PubMed | Yahoo! Research
Type: Journal Article | Journal: PloS one | Year: 2012
We live in a computerized and networked society where many of our actions leave a digital trace and affect other peoples actions. This has lead to the emergence of a new data-driven research field: mathematical methods of computer science, statistical physics and sociometry provide insights on a wide range of disciplines ranging from social science to human mobility. A recent important discovery is that search engine traffic (i.e., the number of requests submitted by users to search engines on the www) can be used to track and, in some cases, to anticipate the dynamics of social phenomena.

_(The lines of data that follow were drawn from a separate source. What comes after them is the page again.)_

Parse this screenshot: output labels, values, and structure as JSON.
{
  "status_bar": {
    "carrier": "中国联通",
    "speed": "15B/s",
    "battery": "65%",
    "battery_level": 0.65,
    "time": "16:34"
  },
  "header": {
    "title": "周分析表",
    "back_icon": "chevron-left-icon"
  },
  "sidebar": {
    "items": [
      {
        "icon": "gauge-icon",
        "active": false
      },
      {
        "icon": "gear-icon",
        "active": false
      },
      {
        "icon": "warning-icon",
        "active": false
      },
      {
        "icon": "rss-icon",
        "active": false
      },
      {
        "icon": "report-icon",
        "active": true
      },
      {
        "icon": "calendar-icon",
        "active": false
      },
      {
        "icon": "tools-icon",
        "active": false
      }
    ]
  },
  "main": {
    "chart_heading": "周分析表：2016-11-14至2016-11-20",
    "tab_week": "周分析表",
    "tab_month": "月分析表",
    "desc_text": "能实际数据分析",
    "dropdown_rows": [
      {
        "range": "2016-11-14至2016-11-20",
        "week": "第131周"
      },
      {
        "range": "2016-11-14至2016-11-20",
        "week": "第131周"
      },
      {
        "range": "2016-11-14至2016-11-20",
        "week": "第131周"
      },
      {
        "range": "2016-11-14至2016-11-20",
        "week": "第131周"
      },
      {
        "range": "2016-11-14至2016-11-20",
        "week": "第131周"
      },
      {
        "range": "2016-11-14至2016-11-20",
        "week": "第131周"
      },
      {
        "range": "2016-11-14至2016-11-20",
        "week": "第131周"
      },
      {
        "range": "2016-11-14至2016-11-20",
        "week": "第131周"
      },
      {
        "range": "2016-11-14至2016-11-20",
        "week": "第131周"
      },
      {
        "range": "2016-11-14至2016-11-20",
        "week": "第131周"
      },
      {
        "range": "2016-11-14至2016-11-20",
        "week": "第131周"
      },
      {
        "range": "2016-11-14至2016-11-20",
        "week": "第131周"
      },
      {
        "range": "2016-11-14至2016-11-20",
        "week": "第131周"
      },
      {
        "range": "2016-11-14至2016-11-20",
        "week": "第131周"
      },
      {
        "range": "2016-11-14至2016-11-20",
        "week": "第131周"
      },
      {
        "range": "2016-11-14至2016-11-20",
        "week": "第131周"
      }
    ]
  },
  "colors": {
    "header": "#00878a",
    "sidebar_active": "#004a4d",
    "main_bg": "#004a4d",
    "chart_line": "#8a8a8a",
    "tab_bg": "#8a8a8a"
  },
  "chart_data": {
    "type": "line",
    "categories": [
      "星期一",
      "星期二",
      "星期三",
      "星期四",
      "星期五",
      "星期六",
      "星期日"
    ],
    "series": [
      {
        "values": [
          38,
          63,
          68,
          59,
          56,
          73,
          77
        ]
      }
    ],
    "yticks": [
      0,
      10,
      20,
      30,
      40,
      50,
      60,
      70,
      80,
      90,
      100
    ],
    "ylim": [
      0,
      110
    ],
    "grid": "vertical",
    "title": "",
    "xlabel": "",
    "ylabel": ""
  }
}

Successful examples include unemployment levels, car and home sales, and epidemics spreading. Few recent works applied this approach to stock prices and market sentiment. However, it remains unclear if trends in financial markets can be anticipated by the collective wisdom of on-line users on the web. Here we show that daily trading volumes of stocks traded in NASDAQ-100 are correlated with daily volumes of queries related to the same stocks. In particular, query volumes anticipate in many cases peaks of trading by one day or more. Our analysis is carried out on a unique dataset of queries, submitted to an important web search engine, which enable us to investigate also the user behavior. We show that the query volume dynamics emerges from the collective but seemingly uncoordinated activity of many users. These findings contribute to the debate on the identification of early warnings of financial systemic risk, based on the activity of users of the www.